Justifying Curriculum Choices

Justifying curriculum decisions and choices explicitly, so the others will not
make decisions for us
The usage of teaching materials undermining out educational beliefs and
aims
Does the curriculum enhance understandings needed for exercising
responsive discipleship?
Does it contribute to an understanding of some aspect of a Christian
worldview, especially the importance of biblical shalom?
Does it help students to consider biblically based values and encourage
them to form dispositions and commitments based on such values?
Does it help familiarize students with our Christian as well as our Western
cultural heritage?
Is the curriculum relevant for students?
Does it connect with and expand students' previous backgrounds,
experiences, and knowledge?
Does it address meaningful and significant current issues in the world and
encourage response in personal ways?
Does it foster students seeing and investigating interrelations with
different subject disciplines where this contributes to understanding issues
and their applications?
Does the curriculum meet students' pedagogical needs?
Is it imaginative enough to maintain student interest?
Does it provide for active response suitable for the learners' stage of
development?
Does it support diverse learning activities appropriate for diverse learning
styles and other individual differences?
Does it encourage the development of different modes of knowing?

Reflection
I have never actually thought about this before, but I am starting to wonder how
I will maintain a biblical worldview in a public school.
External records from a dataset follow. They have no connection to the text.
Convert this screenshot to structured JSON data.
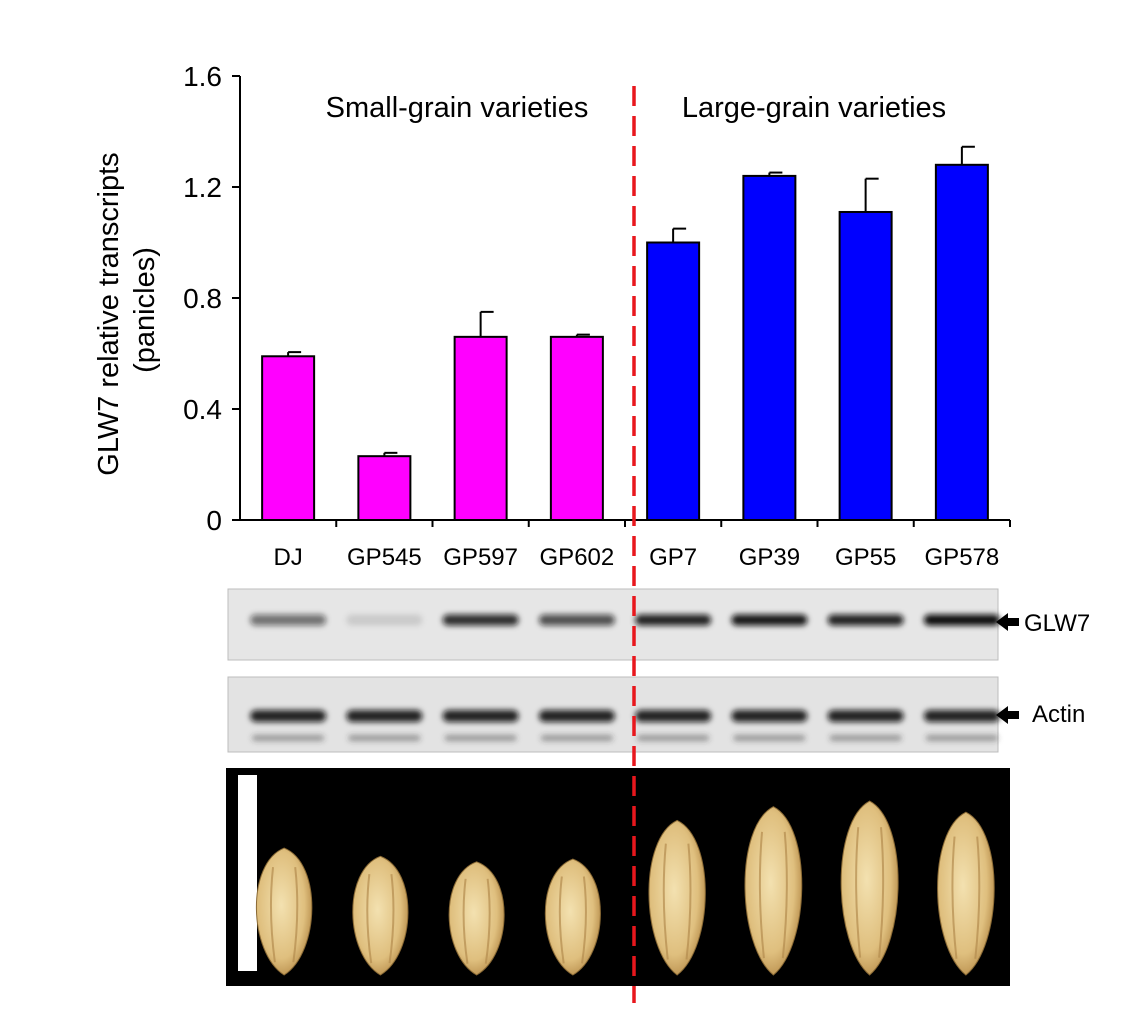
{
  "chart_data": {
    "type": "bar",
    "categories": [
      "DJ",
      "GP545",
      "GP597",
      "GP602",
      "GP7",
      "GP39",
      "GP55",
      "GP578"
    ],
    "values": [
      0.59,
      0.23,
      0.66,
      0.66,
      1.0,
      1.24,
      1.11,
      1.28
    ],
    "errors": [
      0.015,
      0.012,
      0.09,
      0.008,
      0.05,
      0.012,
      0.12,
      0.065
    ],
    "group_of": [
      0,
      0,
      0,
      0,
      1,
      1,
      1,
      1
    ],
    "groups": [
      {
        "label": "Small-grain varieties",
        "color": "#ff00ff"
      },
      {
        "label": "Large-grain varieties",
        "color": "#0000ff"
      }
    ],
    "ylabel_lines": [
      "GLW7 relative transcripts",
      "(panicles)"
    ],
    "yticks": [
      0,
      0.4,
      0.8,
      1.2,
      1.6
    ],
    "ytick_labels": [
      "0",
      "0.4",
      "0.8",
      "1.2",
      "1.6"
    ],
    "ylim": [
      0,
      1.6
    ],
    "divider_color": "#e8171d",
    "grid": false
  },
  "blots": [
    {
      "label": "GLW7",
      "band_intensity": [
        0.55,
        0.12,
        0.85,
        0.7,
        0.9,
        0.95,
        0.9,
        1.0
      ]
    },
    {
      "label": "Actin",
      "band_intensity": [
        0.9,
        0.9,
        0.9,
        0.9,
        0.9,
        0.9,
        0.9,
        0.9
      ]
    }
  ],
  "grains": {
    "background": "#000000",
    "relative_size": [
      0.92,
      0.86,
      0.82,
      0.84,
      1.12,
      1.22,
      1.26,
      1.18
    ]
  }
}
Unlike in America, a public
school still teach Religion Education, though they teach Islamic religion. I would
imagine myself having a very hard time if I were to teach there, that is if I get to
teach there at all. Now I understand that a biblical worldview does not
necessarily mean I have to talk about the Bible in all of my lesson. When my
previous semester taught me that the Bible is in all things, this semester taught
me that all things is in the Bible. I do not need to make sure that I mention the
Bible all the time. As long as I make clear connections about what the students
are learning and creation, that is already a biblical worldview.